“Clamorosamente in lotta per il primo posto a due giornate dalla fine della stagione regolare in serie A nel basket e clamorosamente fuori dai play-off nella serie C di calcio. Sono le due facce della stessa medaglia della Trapani sportiva che si gode l’incredibile stagione della Shark nella pallacanestro e che si lecca le ferite dovute alla delusione della squadra di calcio”.

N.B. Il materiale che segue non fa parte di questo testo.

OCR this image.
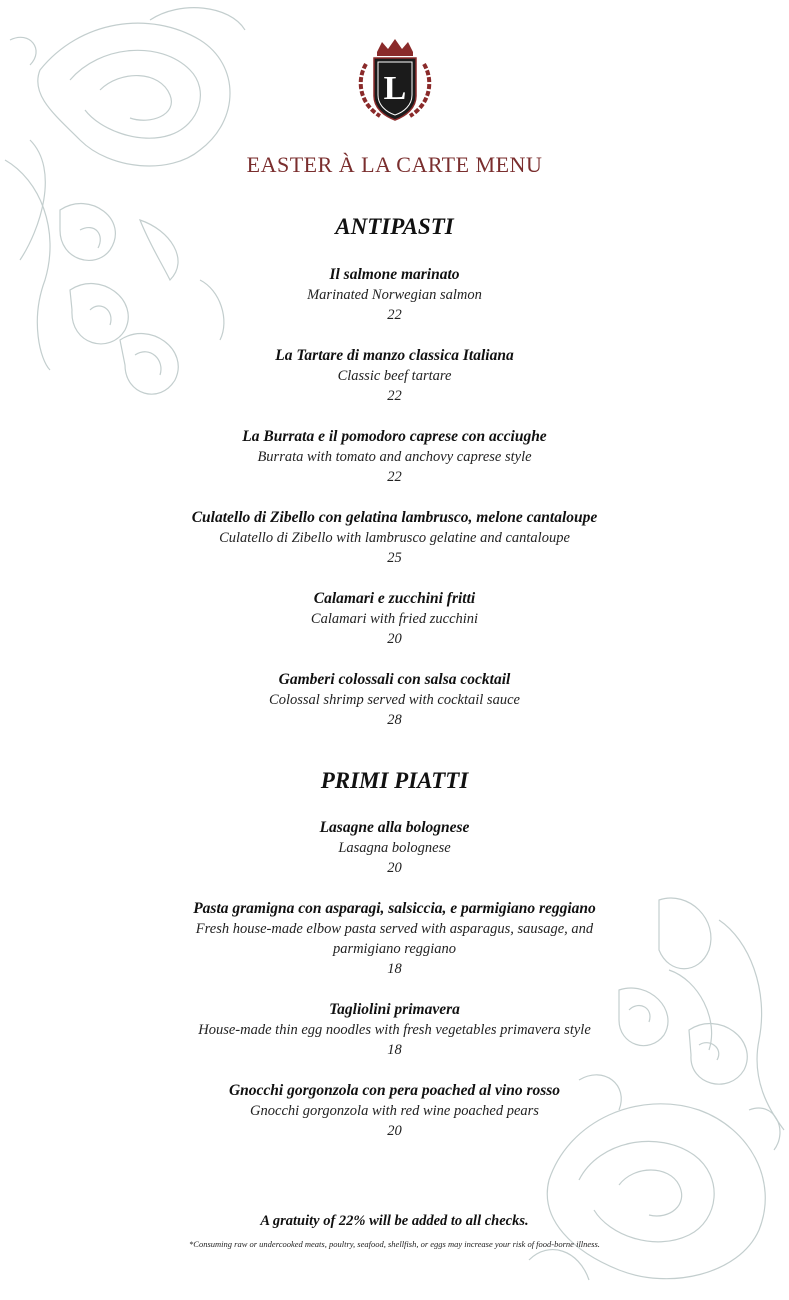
L
EASTER À LA CARTE MENU
ANTIPASTI
Il salmone marinato
Marinated Norwegian salmon
22
La Tartare di manzo classica Italiana
Classic beef tartare
22
La Burrata e il pomodoro caprese con acciughe
Burrata with tomato and anchovy caprese style
22
Culatello di Zibello con gelatina lambrusco, melone cantaloupe
Culatello di Zibello with lambrusco gelatine and cantaloupe
25
Calamari e zucchini fritti
Calamari with fried zucchini
20
Gamberi colossali con salsa cocktail
Colossal shrimp served with cocktail sauce
28
PRIMI PIATTI
Lasagne alla bolognese
Lasagna bolognese
20
Pasta gramigna con asparagi, salsiccia, e parmigiano reggiano
Fresh house-made elbow pasta served with asparagus, sausage, and parmigiano reggiano
18
Tagliolini primavera
House-made thin egg noodles with fresh vegetables primavera style
18
Gnocchi gorgonzola con pera poached al vino rosso
Gnocchi gorgonzola with red wine poached pears
20
A gratuity of 22% will be added to all checks.
*Consuming raw or undercooked meats, poultry, seafood, shellfish, or eggs may increase your risk of food-borne illness.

Così l’edizione odierna de la Repubblica affronta la situazione sportiva a Trapani, analizzando la delusione della squadra di calcio, ritrovatasi fuori dai playoff.
“Partita con l’obiettivo di approdare in serie B direttamente chiudendo il torneo al primo posto, il Trapani calcio ha vissuto una stagione a dir poco tribolata con quattro esoneri e altrettanti allenatori che si sono alternati in panchina senza però riuscire mai a trovare quella continuità necessaria prima per inserirsi nella lotta al vertice e poi per acciuffare quantomeno i play-off. Eppure, a novanta minuti dalla fine, c’erano tutte le prenesse per acciuffare il decimo posto, l’ultimo che assicurava l’accesso agli spareggi promozione. Al Trapani sarebbe bastato vincere per centrare l’obiettivo minimo, invece, la squadra ha manifestato, per l’ennesima volta in stagione, una scarsa tenuta mentale. Nel momento più importante degli ultimi mesi, i granata sono sembrati impauriti, quasi disorientati ed è arrivata una cocente sconfitta interna. Le tre vittorie consecutive ottenute dopo il
rientro in panchina di Salvatore Aronica avevano riacceso l’entusiasmo. Ma, a questo punto, l’idea è che la squadra sia riuscita ad esprimersi ai
suoi livelli perché libera mentalmente dalla necessità di centrare i playoff. Poi, una volta che l’obiettivo era ritornato alla portata, sono ritornati i fantasmi degli ultimi mesi”.